Bush: Jeszcze raz dziękuję za szczególne podejście do Stanów Zjednoczonych. Będziemy współpracować z Tobą i innymi krajami w miarę rozwoju sytuacji. Oczywiście mamy nadzieję, że cały proces przebiegnie pokojowo.
Jelcyn: - Tak, absolutnie.
Bush: Proszę, złóż wyrazy szacunku pozostałym prezydentom i Nazarbajewowi, kiedy go spotkasz.
Jelcyn: - Panie Prezydencie, dziękujemy za zrozumienie naszego stanowiska i za wsparcie. W naszej sytuacji nie mogliśmy postąpić inaczej.

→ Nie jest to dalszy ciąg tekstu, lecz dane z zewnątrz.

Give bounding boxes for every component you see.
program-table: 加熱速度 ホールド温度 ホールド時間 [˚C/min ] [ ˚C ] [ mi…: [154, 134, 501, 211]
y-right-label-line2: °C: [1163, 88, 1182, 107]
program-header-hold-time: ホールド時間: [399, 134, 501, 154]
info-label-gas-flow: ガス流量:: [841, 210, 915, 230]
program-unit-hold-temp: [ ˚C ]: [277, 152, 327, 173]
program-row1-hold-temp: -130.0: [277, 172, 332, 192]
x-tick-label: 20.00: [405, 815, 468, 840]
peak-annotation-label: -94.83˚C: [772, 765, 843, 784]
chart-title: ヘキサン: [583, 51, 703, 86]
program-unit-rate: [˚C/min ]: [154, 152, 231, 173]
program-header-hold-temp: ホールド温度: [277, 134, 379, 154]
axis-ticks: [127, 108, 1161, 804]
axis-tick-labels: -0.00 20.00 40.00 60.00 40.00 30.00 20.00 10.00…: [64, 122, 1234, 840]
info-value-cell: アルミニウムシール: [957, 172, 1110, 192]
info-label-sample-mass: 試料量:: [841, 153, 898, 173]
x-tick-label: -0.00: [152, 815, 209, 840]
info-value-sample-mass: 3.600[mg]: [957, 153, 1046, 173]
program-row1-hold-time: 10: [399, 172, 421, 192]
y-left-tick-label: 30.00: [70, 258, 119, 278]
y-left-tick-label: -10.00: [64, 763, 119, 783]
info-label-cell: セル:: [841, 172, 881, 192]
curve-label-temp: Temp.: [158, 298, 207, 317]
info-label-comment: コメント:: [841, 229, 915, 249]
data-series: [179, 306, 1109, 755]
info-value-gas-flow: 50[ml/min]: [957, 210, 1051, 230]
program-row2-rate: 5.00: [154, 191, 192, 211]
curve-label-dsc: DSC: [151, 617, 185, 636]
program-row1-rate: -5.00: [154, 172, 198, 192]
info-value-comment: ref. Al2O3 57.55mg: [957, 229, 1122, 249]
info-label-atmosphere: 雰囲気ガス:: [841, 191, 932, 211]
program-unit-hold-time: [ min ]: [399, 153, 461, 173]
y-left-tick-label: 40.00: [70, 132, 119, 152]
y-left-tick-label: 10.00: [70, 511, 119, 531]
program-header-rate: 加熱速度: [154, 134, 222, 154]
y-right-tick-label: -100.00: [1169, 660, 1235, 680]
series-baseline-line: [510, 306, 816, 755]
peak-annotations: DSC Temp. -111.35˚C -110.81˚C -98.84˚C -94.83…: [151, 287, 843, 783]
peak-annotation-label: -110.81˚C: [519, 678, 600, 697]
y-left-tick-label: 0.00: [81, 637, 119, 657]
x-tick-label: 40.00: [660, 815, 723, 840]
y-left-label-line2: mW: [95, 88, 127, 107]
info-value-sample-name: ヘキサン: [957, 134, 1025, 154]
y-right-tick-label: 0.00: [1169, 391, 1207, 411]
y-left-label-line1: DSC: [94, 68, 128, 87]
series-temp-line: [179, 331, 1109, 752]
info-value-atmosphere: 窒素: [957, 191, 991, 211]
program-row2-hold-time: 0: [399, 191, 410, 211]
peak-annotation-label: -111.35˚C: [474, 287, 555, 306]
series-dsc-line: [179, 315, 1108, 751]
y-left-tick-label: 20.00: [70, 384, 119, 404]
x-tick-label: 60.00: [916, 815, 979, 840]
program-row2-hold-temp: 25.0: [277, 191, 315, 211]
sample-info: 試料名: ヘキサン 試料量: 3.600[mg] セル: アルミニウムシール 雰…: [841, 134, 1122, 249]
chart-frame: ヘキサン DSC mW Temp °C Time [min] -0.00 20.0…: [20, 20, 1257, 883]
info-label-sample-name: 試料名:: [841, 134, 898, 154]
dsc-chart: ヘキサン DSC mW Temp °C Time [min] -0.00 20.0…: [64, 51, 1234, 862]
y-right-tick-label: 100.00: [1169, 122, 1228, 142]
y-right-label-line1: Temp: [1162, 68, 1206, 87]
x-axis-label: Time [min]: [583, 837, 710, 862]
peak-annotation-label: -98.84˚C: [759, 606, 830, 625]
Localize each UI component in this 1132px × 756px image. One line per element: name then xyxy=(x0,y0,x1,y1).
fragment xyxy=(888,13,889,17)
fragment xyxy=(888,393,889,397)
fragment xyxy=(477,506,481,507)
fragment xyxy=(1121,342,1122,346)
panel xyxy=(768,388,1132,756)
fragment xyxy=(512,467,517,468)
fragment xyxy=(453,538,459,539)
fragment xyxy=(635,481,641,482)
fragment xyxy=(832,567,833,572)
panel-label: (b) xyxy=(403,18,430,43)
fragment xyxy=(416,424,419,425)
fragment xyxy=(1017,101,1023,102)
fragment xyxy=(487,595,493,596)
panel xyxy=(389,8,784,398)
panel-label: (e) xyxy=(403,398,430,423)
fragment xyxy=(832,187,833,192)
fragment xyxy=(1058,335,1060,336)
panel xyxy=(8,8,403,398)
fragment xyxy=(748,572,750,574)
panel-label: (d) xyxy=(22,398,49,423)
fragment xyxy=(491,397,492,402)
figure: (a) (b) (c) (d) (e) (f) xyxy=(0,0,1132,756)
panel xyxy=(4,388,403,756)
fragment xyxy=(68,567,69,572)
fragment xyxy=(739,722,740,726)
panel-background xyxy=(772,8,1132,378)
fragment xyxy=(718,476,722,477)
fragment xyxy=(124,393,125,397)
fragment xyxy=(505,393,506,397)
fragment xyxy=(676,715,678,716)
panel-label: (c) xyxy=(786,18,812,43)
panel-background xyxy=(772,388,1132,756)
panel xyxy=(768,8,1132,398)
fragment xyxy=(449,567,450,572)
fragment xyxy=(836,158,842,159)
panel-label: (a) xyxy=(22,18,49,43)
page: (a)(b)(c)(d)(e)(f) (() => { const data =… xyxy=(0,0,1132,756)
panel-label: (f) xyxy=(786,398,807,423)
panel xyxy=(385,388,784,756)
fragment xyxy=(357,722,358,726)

Bush: - Zdecydowanie chcemy dokładnie przestudiować tę kwestię. Rozumiemy, że obecną sytuacją muszą zająć się uczestnicy, a nie strony trzecie, takie jak Stany Zjednoczone.
Jelcyn: - Gwarantujemy, panie prezydencie.
Bush: - Dobra, powodzenia i dziękuję za telefon. Interesuje nas reakcja centrum i innych republik. Myślę, że czas pokaże.
Jelcyn: - Jestem pewien, że inne republiki wkrótce zrozumieją i dołączą do nas.
Bush: Jeszcze raz dziękuję za telefon po tak historycznym wydarzeniu.
Jelcyn: - Do widzenia.
Bush: - Do widzenia.
Oryginał w języku angielskim.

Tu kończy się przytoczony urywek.